“Dit is mijn privéparkeerplaats,” grapt Gijsbert als we de toren binnengaan en hij zijn fiets onderaan de trap parkeert. We moeten 321 treden beklimmen voor we in zijn “kantoor” uitkomen. “Meestal vinden mensen het heel veel klinken, maar het valt eigenlijk wel mee,” vertelt Gijsbert. Driemaal per week legt hij deze route af naar het bovenste kamertje, waar hij het carillon in de top van de toren een uur lang bespeelt. Onderweg passeren we twee gigantische klokken. “Dit zijn ook de klokken die je hoort als het uur slaat. De grootste op het hele uur, de linker op het halve. Voor deze klokken heb ik boven een versterker, anders hoor ik ze niet als ik ze bespeel.” Na nog meer trappen komen we boven in het domein van Gijsbert: een houten, zeshoekige ruimte met in het midden het beiaardklavier.
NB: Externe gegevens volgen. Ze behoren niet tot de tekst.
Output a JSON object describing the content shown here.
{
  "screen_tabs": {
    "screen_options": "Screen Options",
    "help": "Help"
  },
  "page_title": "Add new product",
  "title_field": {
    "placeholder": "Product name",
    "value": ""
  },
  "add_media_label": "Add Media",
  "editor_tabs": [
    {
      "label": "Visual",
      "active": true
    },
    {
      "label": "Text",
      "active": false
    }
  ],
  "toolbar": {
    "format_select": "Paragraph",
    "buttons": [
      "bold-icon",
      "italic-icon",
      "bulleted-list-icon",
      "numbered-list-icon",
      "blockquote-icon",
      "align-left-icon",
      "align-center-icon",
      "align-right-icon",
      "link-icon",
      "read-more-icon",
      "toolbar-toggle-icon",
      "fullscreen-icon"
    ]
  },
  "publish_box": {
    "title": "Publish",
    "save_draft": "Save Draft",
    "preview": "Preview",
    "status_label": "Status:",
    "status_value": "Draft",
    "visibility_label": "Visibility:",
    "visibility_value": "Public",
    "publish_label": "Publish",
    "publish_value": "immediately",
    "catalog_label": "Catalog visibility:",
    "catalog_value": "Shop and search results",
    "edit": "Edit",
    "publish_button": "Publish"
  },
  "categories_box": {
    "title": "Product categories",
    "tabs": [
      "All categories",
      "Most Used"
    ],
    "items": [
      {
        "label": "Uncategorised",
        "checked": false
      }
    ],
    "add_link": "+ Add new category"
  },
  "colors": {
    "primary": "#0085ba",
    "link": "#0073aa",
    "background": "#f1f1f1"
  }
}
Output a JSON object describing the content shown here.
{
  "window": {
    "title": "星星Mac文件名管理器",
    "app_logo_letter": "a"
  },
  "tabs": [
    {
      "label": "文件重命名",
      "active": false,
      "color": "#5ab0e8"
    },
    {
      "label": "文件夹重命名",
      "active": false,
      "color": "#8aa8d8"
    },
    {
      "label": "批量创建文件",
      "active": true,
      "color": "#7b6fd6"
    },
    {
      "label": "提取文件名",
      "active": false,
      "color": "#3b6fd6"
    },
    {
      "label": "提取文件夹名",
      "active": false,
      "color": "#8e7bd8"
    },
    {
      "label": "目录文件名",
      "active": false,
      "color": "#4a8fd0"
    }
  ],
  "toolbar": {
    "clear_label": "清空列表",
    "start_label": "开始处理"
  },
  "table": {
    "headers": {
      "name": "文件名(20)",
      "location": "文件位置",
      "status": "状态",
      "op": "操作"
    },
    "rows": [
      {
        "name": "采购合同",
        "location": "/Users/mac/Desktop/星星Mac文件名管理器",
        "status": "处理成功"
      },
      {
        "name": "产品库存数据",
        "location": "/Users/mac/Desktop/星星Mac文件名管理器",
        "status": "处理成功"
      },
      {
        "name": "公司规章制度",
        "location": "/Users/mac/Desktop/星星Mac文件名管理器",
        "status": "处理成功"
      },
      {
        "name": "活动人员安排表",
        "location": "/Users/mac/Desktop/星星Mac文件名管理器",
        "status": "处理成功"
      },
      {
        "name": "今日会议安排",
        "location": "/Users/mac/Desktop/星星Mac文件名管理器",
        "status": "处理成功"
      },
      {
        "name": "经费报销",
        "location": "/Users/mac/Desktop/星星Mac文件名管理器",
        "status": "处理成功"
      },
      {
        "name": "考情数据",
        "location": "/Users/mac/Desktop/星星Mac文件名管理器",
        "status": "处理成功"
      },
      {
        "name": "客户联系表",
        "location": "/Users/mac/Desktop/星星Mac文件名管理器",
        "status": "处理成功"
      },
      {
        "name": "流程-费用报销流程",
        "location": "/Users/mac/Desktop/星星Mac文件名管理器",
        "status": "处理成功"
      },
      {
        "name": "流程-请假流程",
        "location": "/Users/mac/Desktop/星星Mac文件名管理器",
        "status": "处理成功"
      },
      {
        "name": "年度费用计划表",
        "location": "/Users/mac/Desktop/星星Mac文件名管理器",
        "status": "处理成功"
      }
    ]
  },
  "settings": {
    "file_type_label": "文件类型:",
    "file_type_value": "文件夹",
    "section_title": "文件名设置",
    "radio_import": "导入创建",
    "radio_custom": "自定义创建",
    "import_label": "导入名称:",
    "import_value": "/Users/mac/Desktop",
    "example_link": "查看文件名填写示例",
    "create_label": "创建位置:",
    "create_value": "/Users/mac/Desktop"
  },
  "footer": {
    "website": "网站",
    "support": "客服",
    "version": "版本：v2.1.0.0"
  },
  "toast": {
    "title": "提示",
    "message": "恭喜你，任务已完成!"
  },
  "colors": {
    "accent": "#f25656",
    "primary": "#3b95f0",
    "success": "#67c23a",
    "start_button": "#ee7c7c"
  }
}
De schoenen van Gijsbert worden verwisseld, de leesbril wordt opgezet en zodra de klok twaalf uur heeft geslagen gaat hij van start. “Ik begin dit keer met Amerikaanse muziek, want een mevrouw uit de buurt heeft dat verzocht.” Mensen doen wel vaker verzoeken. Als het even kan volgt Gijsbert deze op, maar niet alles is geschikt voor het carillon. Veel liedjes moet hij handmatig omzetten naar het klokkenspel, een tijdrovende klus. Hij trapt het uur af met If I can help somebody van Mahalia Jackson. Boven ons beginnen de klokken – 51 in totaal – vrolijk te klingelen. Het bespelen van het klavier ziet er indrukwekkend uit: met half-gebalde vuisten en voeten beroert Gijsbert de stokken en pedalen die corresponderen met de klokken die erboven hangen. Het is behoorlijk zwaar werk en het carillon is groot. Je wordt dan ook niet zomaar klokkenspeler van de Grote Kerk.
Je moet dus eerst beiaardier wíllen worden. “Hoe ik daarop kwam? Ik heb eerst orgel gestudeerd aan Conservatorium in Den Haag. Toen moest ik als een van de laatste Nederlanders in dienst en daar had ik veel tijd om na te denken over wat ik wilde gaan doen. Met orgel spelen ging ik de kost niet verdienen, dus toen ben ik beiaard gaan spelen. Ik studeerde in 1994 af van de Nederlandse Beiaardschool in Amersfoort, onderdeel van het conservatorium van Utrecht. Mijn eerste beiaardje stond in Bergen, dat was voor mij een eind rijden – ik woon in Bodegraven – maar die klokken waren heel mooi en het was leuk om te spelen. De beiaard was heel klein dus ik kon bijna niks van wat ik op de opleiding had geleerd spelen. Na afloop moest ik altijd naar een clubje bejaarden die speciaal voor mij met de taxi vanuit hun aanleunwoningen naar de Ruïnekerk waren gekomen om koffie te drinken en naar mij te luisteren. Dan moest ik na afloop even verslag doen van wat ik gespeeld had.” Voor de functie als stadbeiaardier van Den Haag en Scheveningen moest Gijsbert gewoon solliciteren. “Je hebt dan een gesprek en dan moet je wat spelen voor een commissie van ambtenaren en musici. Zij zaten in het oude gemeentehuis achter het raam te luisteren. Uiteindelijk ben ik het geworden.” Nu beklimt Gijsbert dus al acht jaar de trappen van de Grote Kerk en fietst twee keer in de week naar Scheveningen om daar hetzelfde te doen.